Von Anna-Lena Dohrmann | 01.04.2014
    Die geschlossenen Augen einer Frau.
    Ein Gesicht ist wie eine Visitenkarte - aufwändig ist die Wiederherstellung etwa nach einem Unfall. (picture alliance / Maximilian Schönherr)
    "Was mich natürlich interessiert - ich darf mal vorsichtig anfassen - das ist jetzt hier dieser Lappen. Der ist schön warm und wenn ich ein bisschen draufdrücke, wird der hell und hat aber sofort wieder das Zurückkehren des Blutes. Das heißt: Die Durchblutung des Lappens ist sicher gut."
    Professor Alexander Hemprich schaut sich die Wunde seines Patienten genau an. Manfred Lütjen hat einen dicken Verband auf der Stirn. Von dort haben die Ärzte einen Hautlappen ausgeschnitten und nach unten in die linke Augenhöhle umgeklappt. Der Lappen bedeckt jetzt zum Teil das Auge. Denn er ist noch an der Nasenwurzel befestigt. Dieser Stirnlappen wurde in einer vorigen OP bereits vorbereitet, erklärt Hemprich. Er ist der Direktor der Klinik für Mund-, Kiefer- und Plastische Gesichtschirurgie der Uniklinik Leipzig:
    "Wir haben ein Stück Knochen vom Beckenkamm entnommen und haben das unter die Haut schon eingepflanzt von diesem Stirnlappen, bevor wir ihn umschnitten haben. Sodass dieser Knochen dann die Ernährung durch das umgebende Weichgewebe bekommen hat und wir dann ein kombiniertes Transplantat hatten."
    Nämlich einen durchbluteten Stirnlappen samt Beckenknochen. Den braucht Manfred Lütjen, da ihm ein Teil seiner knöchernen Augenhöhle fehlt. Im Rahmen einer Tumoroperation musste sie entfernt werden, ebenso wie Teile seines Kiefers und Gaumens. Solche großen Defekte wiederherzustellen, ist nach wie vor eine Herausforderung. Doch neue technische Möglichkeiten unterstützen die Chirurgen.
    "Wir können ein Computertomogramm des Schädels inklusive der bedeckenden Weichteile, der Haut, der Muskeln anfertigen. Und können, wenn Teile des Schädels verloren gegangen sind, von einer gesunden Seite auf die defekte Seite hin, die verlorenen Strukturen spiegeln.
    Und so entsteht ein neues CT-Bild des Kopfes – so, wie es später tatsächlich aussehen soll. Dieses virtuelle Bild dient dann als Schablone während der OP. Durch Navigationstechnik können alle Punkte am Kopf des Patienten exakt mit dem virtuellen Bild abgeglichen werden, so Hemprich.
    "Und wenn wir dann Knochen in diesen Defekt hineinbringen, ist es möglich, mit entsprechenden Zeigeinstrumenten ganz genau im vorhandenen Computertomogramm zu sehen: Ist der hier eingebrachte Gewebeteil an der richtigen Stelle.
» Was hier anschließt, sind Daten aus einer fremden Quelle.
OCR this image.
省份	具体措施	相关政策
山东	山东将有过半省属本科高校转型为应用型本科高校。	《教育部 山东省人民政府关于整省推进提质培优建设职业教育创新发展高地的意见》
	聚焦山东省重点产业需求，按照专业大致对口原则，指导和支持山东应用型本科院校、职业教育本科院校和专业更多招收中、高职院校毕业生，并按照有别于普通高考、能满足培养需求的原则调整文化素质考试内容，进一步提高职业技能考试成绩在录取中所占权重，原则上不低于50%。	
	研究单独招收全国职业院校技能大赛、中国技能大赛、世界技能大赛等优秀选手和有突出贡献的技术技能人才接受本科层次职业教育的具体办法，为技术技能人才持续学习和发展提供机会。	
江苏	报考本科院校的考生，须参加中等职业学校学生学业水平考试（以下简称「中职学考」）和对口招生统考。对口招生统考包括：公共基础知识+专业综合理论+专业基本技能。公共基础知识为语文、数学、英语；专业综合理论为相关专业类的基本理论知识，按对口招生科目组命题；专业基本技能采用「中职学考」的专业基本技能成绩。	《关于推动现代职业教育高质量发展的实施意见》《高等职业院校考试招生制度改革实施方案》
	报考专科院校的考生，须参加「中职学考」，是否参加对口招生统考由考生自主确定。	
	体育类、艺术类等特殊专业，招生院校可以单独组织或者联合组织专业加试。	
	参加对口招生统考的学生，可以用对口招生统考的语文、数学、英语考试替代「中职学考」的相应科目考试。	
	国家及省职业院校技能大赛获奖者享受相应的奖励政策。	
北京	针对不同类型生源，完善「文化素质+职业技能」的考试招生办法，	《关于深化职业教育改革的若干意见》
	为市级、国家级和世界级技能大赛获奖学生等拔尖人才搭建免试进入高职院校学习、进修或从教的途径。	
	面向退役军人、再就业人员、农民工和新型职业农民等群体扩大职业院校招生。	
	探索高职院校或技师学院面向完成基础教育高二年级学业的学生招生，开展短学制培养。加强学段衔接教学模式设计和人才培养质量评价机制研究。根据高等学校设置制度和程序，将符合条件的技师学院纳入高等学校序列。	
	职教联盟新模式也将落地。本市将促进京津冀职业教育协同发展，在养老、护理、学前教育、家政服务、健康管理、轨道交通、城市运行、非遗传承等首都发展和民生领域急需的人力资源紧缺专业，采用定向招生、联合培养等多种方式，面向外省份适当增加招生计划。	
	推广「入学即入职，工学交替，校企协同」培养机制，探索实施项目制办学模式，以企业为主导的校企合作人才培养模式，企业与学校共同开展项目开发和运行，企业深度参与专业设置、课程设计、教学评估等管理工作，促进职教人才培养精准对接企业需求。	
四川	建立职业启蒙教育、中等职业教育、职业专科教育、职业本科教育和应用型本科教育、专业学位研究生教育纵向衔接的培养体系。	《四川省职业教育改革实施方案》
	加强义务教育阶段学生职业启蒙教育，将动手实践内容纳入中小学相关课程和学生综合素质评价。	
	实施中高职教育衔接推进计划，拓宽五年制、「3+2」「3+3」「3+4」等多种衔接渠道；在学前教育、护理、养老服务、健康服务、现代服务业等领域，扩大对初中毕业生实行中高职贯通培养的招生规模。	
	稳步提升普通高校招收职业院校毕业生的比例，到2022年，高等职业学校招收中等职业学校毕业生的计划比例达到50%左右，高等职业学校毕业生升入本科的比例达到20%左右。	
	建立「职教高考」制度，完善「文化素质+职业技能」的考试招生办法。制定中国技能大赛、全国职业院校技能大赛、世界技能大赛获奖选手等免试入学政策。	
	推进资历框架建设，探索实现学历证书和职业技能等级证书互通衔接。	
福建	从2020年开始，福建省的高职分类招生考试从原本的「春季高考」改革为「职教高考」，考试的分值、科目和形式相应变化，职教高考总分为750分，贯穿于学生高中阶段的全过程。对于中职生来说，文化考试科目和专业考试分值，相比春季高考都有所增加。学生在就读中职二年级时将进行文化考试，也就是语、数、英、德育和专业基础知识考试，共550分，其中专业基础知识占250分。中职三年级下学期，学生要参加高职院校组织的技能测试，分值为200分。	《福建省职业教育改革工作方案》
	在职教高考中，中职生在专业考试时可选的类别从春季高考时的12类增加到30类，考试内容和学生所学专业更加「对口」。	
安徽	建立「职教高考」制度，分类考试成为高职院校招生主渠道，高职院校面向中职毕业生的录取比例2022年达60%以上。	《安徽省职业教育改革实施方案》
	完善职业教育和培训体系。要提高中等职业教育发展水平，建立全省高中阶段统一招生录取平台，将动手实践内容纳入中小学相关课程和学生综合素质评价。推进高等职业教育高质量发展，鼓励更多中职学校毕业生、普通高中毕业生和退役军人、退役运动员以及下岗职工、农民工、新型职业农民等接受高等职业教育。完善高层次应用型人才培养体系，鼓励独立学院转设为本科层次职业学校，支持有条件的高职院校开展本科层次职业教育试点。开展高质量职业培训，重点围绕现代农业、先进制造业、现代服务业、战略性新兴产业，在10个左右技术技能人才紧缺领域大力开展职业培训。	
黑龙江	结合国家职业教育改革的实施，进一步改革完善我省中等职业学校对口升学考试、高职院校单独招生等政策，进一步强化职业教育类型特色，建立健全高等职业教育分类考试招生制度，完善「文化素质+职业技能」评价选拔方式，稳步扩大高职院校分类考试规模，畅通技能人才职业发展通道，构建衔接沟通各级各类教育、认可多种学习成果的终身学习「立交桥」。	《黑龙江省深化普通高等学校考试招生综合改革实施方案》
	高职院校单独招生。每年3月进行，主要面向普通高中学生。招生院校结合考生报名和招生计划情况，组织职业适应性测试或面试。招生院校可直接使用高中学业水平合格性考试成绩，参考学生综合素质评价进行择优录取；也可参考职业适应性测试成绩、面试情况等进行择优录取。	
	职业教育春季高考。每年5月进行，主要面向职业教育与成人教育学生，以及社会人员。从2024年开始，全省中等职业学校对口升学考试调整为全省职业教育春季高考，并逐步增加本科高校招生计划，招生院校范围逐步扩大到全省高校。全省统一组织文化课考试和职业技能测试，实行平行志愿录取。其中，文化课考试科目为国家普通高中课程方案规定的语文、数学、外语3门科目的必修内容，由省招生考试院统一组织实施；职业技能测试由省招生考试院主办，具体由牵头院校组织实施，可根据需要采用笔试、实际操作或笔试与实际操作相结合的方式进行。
Das heißt, wir haben heute eine ganz andere Präzision und können damit dem Patienten sehr viel besser helfen als früher."
    Denn früher konnte erst ein erneutes CT- oder Röntgen-Bild nach der Operation zeigen, ob der eingebrachte Knochen richtig liegt. War die Position nicht optimal, musste erneut operiert werden. Doch die Chirurgie kommt auch heute noch an ihre Grenzen – und zwar dann, wenn Nervenfunktionen wiederhergestellt werden müssen.
    "Wenn ich gezwungen bin, einen großen Zungentumor radikal zu operieren, kann es sein, dass fast kein Zungengewebe übrig bleibt. Ich kann dort einen Muskellappen hineinlegen. Aber der Anschluss an die Bewegungsnerven der Zunge gelingt nach wie vor nur sehr unvollkommen. Insofern ist es nicht vorhersehbar, ob der Patient jemals wieder richtig sprechen und schlucken kann."
    Die Zunge war bei Manfred Lütjen zum Glück nicht betroffen. Doch die meisten seiner oberen Zähne fehlen. Erst wenn sein rekonstruierter Gaumen vollständig eingeheilt ist, können die Ärzte hier eine neue Zahnprothese einsetzen. Der 65-Jährige lacht, er lässt sich davon nicht unterkriegen:
    "Mental gesehen geht es mir eigentlich gut. Ich gucke immer nach vorne. Erst einmal wieder vernünftiges Aussehen, dass ich nicht unbedingt mein Passbild ändern muss und eben vernünftige Zähne, wo man auch mit beißen kann. Das macht mich dann schon zufrieden."